Waiting: Bodies, Time, Necropolitics|
Spring 2019 not offered
This interdisciplinary course draws from social theory, gender studies, medical anthropology, disability studies and science studies to address the social stratification of time in corporeal terms. Many theorists have described the 21st century as marked by acceleration; this course addresses its counterpoint: the slow, interminable wait, the being made-to-wait, and the socially structured scenes and experiences of waiting. How can we understanding waiting in the city emergency room for the mentally ill immigrant? What is it in the gender transition clinic? The polluted, toxic neighborhood? The refugee camp? We will begin by surveying multiple frameworks through which we can theorize time and its suspension. We will then focus on experiences of waiting in intersectional terms, that is, in relation to gender and sexuality, race, class, and dis/ability.

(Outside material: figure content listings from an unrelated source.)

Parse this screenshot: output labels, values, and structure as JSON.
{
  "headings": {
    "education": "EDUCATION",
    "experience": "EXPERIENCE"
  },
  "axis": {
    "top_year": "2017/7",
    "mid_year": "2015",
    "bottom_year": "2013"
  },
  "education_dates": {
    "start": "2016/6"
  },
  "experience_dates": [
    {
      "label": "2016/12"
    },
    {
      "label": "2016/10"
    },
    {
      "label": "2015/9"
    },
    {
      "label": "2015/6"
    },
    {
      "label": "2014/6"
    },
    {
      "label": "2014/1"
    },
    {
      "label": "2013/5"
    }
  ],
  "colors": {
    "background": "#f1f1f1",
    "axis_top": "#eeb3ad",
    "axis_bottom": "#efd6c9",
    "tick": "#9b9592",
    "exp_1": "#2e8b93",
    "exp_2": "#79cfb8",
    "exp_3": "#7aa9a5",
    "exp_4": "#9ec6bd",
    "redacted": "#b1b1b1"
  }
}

We will explore how practices that produce life, health, and well-being (biopolitics) can also be necropolitical, when attention, care, or action is given to some, but prolonged or suspended for others. Readings will include works on necropolitical theory (Georigo Agamben, Achille Mbembe), medical and state subordination and abandonment (Javier Auyero, Joao Biehl), and queer and crip time (Lee Edleman, Elizabeth Freeman, Alison Kafer). We will explore a wide range of experiences of waiting, from those related to cancer diagnosis (Sarah Jain), gender assignment surgery (Alexandre Baril), to environmental toxicity (Michelle Murphy) and asylum seeking (Jennifer Bagelman).